World’s first grid-connected tidal array deployed in the Shetlands
Scotland's efforts to become a fully-renewable nation received another boost this month, after a tidal array off the coast of the Shetlands Islands became the world's first to connect to the grid.
The second in a set of three 100Kw turbines was deployed in August, lining up alongside the first turbine, which was installed in Bluemull Sound in March 2016. While the first turbine has been operational and grid-connected for five months, the addition of a second turbine marks the first time globally that a fully-operational tidal array has been connected to the grid.
Commenting on the milestone, WWF Scotland’s director Lang Banks said: “News that power has been exported to grid for the first time by a pair of tidal devices marks yet another major milestone on Scotland’s journey to becoming a fully renewable nation.
“With some of the most powerful tides in Europe, Scotland is well placed to lead in developing this promising technology, which will help to cut climate emissions and create green jobs right across the country.”
The array, which has been developed by tidal energy company Nova Innovation, is comprised of 100% European content, with Scottish companies accounting for 80% of the projects supply chain.

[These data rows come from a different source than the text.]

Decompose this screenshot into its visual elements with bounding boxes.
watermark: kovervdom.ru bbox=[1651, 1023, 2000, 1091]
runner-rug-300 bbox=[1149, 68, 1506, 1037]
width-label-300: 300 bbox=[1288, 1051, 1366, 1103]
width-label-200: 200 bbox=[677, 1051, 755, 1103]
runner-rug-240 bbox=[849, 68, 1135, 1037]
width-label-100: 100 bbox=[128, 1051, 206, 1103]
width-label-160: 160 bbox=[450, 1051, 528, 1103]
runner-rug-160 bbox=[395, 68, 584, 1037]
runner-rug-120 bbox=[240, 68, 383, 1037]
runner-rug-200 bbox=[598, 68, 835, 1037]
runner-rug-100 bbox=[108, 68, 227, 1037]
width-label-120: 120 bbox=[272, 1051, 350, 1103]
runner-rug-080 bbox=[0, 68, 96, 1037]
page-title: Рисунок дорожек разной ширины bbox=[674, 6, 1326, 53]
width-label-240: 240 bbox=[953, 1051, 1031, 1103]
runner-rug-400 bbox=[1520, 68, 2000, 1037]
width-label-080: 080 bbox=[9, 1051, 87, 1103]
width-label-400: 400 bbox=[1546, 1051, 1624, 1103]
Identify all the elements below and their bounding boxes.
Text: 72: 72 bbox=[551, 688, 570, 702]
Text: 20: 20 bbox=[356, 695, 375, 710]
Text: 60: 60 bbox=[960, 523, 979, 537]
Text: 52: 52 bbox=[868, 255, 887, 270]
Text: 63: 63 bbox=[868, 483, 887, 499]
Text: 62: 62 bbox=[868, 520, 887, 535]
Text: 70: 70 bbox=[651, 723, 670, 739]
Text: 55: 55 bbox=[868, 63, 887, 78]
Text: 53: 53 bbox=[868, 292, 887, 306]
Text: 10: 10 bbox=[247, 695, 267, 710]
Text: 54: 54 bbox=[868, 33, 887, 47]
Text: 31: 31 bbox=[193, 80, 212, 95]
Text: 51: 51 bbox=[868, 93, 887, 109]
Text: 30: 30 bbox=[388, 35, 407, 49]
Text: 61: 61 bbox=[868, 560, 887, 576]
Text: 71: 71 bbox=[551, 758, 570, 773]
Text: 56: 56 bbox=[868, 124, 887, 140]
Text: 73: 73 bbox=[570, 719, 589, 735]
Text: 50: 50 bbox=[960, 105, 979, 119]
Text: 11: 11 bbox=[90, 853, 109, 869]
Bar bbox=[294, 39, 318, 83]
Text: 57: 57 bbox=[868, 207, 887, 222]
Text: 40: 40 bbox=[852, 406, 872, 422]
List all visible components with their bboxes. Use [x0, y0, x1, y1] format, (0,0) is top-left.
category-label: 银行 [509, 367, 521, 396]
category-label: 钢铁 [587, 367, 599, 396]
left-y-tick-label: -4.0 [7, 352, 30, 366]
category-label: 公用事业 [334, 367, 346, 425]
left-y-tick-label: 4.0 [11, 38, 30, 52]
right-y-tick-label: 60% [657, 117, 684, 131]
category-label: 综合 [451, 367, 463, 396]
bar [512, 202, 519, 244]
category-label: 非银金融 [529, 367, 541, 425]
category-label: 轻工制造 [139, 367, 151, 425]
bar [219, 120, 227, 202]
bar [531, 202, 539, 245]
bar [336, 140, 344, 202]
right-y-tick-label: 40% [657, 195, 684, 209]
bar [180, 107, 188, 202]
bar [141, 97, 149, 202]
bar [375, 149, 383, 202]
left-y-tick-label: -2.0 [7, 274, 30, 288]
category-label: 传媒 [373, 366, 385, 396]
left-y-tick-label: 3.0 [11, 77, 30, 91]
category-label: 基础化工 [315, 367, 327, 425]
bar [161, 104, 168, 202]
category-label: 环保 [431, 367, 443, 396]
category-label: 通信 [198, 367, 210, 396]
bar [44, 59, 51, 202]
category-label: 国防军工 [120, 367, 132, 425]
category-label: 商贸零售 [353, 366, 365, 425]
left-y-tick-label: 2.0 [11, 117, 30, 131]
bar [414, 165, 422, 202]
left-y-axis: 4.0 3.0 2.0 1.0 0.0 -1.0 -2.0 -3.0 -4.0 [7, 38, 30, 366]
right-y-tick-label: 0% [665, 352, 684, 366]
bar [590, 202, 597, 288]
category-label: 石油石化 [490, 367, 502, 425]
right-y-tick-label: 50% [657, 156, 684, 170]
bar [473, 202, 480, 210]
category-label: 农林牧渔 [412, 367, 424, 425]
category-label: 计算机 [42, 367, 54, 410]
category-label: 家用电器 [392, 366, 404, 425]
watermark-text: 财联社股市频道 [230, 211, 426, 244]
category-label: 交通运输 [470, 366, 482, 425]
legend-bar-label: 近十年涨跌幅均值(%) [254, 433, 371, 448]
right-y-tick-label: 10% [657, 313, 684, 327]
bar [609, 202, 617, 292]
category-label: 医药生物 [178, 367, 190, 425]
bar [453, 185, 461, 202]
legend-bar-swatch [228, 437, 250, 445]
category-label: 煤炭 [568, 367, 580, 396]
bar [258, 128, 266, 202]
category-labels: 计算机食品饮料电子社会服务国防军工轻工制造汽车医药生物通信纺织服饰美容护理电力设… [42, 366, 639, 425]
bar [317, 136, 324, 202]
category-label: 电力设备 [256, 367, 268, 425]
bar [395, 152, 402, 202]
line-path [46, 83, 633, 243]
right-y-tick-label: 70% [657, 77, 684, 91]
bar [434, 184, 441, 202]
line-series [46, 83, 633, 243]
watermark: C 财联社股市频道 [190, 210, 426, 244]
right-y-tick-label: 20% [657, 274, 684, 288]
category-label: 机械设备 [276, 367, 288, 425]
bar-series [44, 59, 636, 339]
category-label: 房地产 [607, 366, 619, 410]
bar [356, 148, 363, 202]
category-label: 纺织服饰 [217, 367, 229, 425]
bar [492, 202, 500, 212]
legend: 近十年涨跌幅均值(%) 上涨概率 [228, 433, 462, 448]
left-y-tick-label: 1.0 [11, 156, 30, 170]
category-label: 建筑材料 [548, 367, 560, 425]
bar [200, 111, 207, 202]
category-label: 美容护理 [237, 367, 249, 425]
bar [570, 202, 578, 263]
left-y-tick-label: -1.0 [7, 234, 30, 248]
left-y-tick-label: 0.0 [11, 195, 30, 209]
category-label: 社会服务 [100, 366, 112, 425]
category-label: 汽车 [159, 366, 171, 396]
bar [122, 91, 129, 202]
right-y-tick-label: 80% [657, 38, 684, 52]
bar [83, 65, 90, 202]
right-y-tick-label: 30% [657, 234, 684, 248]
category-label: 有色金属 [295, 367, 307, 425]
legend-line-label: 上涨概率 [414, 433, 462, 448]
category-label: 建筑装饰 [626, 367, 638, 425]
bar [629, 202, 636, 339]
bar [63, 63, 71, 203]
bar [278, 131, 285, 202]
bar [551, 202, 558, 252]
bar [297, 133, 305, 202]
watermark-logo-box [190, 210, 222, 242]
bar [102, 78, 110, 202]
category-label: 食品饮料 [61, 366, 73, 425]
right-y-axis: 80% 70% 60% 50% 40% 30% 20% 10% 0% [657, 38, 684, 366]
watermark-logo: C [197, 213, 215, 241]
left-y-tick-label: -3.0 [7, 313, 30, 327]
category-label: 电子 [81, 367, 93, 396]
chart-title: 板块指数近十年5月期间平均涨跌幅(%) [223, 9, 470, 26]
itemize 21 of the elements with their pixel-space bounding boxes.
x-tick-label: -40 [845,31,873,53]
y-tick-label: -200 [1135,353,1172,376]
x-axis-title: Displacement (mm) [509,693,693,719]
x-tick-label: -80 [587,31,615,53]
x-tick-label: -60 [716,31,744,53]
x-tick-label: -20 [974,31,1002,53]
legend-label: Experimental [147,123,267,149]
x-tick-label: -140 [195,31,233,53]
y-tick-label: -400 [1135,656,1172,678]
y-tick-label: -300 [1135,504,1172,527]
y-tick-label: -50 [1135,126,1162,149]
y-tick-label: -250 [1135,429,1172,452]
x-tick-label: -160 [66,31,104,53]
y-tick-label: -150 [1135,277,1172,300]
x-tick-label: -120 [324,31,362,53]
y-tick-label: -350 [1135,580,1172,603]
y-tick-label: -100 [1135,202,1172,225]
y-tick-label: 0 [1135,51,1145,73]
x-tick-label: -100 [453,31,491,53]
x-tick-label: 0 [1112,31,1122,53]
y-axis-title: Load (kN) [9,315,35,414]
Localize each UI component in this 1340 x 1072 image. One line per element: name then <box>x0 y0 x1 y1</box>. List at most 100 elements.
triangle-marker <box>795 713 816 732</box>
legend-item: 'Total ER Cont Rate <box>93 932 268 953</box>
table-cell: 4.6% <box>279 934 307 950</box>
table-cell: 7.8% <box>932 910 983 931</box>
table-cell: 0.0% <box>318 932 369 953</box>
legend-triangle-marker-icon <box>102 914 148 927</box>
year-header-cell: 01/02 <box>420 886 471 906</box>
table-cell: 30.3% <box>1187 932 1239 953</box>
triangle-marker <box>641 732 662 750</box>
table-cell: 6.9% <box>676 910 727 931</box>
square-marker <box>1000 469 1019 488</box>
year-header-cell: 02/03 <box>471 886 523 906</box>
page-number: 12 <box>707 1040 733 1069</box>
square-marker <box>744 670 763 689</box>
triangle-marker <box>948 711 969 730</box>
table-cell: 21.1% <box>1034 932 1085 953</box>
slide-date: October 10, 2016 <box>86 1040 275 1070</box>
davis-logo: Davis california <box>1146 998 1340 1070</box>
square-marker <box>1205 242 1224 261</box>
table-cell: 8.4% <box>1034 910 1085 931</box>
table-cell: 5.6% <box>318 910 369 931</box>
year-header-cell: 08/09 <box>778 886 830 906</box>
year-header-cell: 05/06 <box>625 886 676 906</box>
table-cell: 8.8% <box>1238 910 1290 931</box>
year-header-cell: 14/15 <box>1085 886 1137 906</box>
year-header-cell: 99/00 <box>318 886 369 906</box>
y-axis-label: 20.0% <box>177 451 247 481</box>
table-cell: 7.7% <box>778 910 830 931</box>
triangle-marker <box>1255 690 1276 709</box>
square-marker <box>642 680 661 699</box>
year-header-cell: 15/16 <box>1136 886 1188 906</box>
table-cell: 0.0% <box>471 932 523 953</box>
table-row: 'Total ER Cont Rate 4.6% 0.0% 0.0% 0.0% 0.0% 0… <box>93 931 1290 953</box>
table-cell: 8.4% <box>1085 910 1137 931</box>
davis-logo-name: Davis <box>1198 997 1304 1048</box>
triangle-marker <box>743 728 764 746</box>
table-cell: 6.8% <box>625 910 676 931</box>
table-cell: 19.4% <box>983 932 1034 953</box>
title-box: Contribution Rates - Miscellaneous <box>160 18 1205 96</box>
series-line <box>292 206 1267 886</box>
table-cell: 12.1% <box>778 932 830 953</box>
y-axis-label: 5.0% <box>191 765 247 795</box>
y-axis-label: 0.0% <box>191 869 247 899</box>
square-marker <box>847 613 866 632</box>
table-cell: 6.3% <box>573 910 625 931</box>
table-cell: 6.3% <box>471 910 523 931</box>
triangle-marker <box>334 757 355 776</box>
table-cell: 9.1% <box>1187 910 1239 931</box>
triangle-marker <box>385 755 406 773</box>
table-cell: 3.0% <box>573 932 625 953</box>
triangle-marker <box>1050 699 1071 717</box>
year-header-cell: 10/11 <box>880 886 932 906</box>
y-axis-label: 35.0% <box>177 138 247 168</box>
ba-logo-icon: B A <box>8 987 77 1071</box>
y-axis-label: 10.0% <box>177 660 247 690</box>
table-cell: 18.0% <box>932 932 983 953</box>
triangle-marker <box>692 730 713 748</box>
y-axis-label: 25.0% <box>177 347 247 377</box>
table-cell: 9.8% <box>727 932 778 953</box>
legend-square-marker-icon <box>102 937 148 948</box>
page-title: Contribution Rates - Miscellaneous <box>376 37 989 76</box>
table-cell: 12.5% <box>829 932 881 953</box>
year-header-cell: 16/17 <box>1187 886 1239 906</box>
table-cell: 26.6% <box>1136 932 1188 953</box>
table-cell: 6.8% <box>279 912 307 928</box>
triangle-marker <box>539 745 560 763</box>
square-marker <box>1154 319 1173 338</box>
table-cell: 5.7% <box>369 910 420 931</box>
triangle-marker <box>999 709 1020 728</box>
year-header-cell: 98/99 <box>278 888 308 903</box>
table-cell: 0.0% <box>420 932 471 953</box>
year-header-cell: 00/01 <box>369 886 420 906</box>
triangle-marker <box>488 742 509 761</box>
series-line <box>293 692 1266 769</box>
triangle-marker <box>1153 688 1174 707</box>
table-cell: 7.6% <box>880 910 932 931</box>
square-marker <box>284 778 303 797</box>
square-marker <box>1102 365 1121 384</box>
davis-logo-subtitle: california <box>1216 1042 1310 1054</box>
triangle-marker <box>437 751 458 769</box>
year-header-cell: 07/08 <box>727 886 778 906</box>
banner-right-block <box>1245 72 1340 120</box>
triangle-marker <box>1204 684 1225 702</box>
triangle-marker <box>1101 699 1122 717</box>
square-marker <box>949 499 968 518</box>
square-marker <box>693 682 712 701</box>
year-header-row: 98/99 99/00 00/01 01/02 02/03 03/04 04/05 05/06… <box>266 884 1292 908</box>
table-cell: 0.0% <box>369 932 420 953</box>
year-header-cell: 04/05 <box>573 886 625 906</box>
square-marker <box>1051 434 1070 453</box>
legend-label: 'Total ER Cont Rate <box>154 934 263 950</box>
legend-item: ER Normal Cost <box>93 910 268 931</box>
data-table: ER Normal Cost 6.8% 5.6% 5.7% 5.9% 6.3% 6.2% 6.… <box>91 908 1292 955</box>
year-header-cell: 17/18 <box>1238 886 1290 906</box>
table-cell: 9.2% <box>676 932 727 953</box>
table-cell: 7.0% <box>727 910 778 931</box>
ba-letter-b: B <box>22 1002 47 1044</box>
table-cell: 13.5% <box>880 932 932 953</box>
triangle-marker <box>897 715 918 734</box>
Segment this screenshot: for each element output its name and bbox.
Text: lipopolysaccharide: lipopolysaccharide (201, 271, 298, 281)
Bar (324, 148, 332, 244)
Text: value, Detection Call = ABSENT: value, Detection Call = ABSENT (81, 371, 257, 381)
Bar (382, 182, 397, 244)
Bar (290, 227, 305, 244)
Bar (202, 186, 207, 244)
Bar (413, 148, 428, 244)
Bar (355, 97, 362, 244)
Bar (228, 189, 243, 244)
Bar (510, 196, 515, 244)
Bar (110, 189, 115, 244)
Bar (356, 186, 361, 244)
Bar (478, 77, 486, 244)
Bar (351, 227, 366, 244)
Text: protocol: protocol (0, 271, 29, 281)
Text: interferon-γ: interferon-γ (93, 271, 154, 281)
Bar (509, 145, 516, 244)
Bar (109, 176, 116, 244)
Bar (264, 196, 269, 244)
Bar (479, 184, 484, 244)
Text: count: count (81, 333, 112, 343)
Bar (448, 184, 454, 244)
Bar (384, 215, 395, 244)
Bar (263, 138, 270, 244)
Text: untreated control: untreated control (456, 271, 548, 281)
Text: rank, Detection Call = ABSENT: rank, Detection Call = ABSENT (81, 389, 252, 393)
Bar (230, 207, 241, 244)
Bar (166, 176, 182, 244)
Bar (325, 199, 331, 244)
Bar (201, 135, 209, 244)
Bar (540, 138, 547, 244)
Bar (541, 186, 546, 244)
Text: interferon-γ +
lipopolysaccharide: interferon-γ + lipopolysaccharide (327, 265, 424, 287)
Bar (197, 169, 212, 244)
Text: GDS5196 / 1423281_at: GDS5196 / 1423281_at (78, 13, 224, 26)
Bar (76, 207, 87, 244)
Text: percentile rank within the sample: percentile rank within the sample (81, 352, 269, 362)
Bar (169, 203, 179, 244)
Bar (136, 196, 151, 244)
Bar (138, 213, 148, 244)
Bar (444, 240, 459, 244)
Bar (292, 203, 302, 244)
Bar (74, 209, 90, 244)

Nova Innovation will now work with Belgian renewable energy firm ELSA to install the final turbine of the array – which could form an integral landmark of a tidal energy market potentially worth £126bn by 2050.
Also commenting on the project, director of policy at Scottish Renewables Jenny Hogan said: “The country is already home to some of the most advanced marine energy technologies anywhere, as well as the European Marine Energy Centre: arguably the most advanced marine energy proving site in the world.
“With companies like Nova and others all working on developing this cutting-edge technology, the sector holds huge promise for the future.”
The Shetland array is the latest in Scotland’s tidal energy boost that aims to have the country powered by 100% renewable energy by 2030.
The country will house the world’s largest tidal stream project, through developers Atlantis and infrastructure firm Equitix, which will generate 86 MW of tidal energy in the Pentland Firth.
Outside of Scotland, green energy supplier Ecotricity has established plans to construct Britain’s first tidal lagoon site for the eastern side of the Swansea Bay, which has been delayed over feasibility and cost concerns.
The Swansea Bay project, amongst others, could inadvertently be boosted by the UK’s impending departure from the European Union (EU), with the Renewable Energy Association’s (REA) Ocean Energy Group claiming that previous EU legislation had proved “detrimental” to the UK’s wave and tidal sector.